Largest lake on Saturn’s moon Titan as smooth as a mirror

A new study has shown that the largest lake on Saturn’s moon Titan is as smooth as a mirror, varying in height by less than 3 millimeters, and good enough for skipping rocks on it.

London: A new study has shown that the largest lake on Saturn’s moon Titan is as smooth as a mirror, varying in height by less than 3 millimeters, and good enough for skipping rocks on it.

According to a report in New Scientist, the find, based on new radar observations, adds to a deluge of evidence that the moon’s lakes are indeed filled with liquid, rather than dried mud.

“Unless you actually poured concrete and spread it really, really smoothly, you’d never see something like that on Earth,” said team member Howard Zebker of Stanford University.

Astronomers have waffled on whether Saturn’s largest moon is dry or wet, but the bulk of the evidence points to liquid lakes.

The radar on the Cassini spacecraft, which arrived at Saturn in 2004, turned up dark splotches at Titan’s poles.

The darkness in radar indicates those regions are very smooth, like the signal expected from the surface of a liquid lake.

Spectral data also showed that the apparent lakes seem to be filled with methane and ethane, which would be liquid on Titan’s frigid surface, and “geomorphologically, they just look like lakes,” Zebker said.

But, previous radar observations viewed the apparent lakes at an angle, and therefore did not see bright radar glints reflected back from their surface, leaving open the possibility that the features were dry lake beds or patches of soot.

Now, researchers report seeing just that signal.

In December last year, Cassini pointed its radar straight down over Titan’s largest lake, Ontario Lacus, which spans 235 kilometres at the moon’s south pole.

The reflected signal was so strong, it maxed out the probe’s receiver.

The radar echoes revealed a surface covering thousands of square metres whose height varies by less than 3 millimetres – 10 times as flat as previous measurements were able to reveal.

“It’s very hard to imagine a solid surface that is smooth on the order of millimeters,” lead author Lauren Wye of Stanford told New Scientist.
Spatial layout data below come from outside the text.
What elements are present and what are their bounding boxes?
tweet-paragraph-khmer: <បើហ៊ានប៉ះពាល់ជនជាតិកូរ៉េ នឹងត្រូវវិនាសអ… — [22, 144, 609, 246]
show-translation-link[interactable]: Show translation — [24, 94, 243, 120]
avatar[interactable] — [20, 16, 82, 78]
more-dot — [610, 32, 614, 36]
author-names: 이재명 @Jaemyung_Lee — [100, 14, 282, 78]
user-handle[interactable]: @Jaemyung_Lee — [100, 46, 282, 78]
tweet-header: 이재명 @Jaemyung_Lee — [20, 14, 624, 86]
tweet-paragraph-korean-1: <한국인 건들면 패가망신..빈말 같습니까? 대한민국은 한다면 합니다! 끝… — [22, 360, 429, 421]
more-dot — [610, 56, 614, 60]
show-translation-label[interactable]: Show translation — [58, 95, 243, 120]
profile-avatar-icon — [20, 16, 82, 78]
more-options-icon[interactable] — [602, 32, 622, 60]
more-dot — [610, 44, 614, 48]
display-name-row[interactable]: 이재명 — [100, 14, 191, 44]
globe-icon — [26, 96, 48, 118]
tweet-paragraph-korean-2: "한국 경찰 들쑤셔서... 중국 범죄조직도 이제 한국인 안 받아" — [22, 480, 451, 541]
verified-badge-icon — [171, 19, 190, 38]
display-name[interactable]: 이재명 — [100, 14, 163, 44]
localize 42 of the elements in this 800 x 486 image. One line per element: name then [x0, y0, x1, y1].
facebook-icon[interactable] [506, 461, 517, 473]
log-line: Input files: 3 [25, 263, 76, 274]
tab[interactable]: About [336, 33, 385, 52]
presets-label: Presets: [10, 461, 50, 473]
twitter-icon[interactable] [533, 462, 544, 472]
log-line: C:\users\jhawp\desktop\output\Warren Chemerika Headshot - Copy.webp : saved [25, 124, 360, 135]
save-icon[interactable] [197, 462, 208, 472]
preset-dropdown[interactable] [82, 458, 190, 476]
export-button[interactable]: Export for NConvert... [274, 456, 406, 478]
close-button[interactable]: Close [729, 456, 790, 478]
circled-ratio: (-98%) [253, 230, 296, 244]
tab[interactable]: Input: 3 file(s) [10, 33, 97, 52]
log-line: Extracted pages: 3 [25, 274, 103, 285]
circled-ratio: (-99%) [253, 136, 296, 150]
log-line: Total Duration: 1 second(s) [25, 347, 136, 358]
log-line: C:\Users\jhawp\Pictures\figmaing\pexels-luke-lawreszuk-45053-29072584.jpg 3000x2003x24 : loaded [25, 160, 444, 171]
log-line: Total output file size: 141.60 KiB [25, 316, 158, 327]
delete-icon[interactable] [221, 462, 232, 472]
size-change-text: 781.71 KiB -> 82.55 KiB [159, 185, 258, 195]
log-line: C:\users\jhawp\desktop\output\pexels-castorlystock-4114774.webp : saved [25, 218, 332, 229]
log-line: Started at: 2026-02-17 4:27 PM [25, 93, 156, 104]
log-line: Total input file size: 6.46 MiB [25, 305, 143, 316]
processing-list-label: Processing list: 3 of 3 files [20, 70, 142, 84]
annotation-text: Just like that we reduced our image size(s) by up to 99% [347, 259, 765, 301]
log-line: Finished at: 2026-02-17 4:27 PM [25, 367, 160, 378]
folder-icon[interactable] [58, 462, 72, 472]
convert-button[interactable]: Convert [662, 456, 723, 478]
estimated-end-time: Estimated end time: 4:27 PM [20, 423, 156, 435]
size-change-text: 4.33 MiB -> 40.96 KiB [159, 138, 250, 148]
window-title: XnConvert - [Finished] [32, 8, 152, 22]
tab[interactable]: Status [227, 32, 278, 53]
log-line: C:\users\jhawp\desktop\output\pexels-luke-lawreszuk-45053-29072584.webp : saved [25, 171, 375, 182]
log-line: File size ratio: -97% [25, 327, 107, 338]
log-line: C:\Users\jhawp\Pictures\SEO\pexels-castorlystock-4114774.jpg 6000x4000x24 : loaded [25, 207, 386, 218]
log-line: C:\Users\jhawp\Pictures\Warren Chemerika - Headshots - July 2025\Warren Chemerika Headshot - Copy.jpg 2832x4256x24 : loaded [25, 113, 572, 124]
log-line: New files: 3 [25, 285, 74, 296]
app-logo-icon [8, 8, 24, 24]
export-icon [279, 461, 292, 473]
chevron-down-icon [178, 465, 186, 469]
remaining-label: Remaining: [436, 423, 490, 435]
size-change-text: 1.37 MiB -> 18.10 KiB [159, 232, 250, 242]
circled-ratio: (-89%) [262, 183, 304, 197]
This provides strong evidence that the lake is currently liquid, not dried mud.

“If you’ve ever walked outside and seen an area on the ground where there’s mud and the water dries up, even that is pretty flat – but you get cracks in the mud and pieces that curl up,” Zebker said. “You never see anything as smooth as what we’re inferring for Titan’s surface,” he added.

Confirming the presence of liquid on Titan adds to the long list of similarities between Titan and Earth.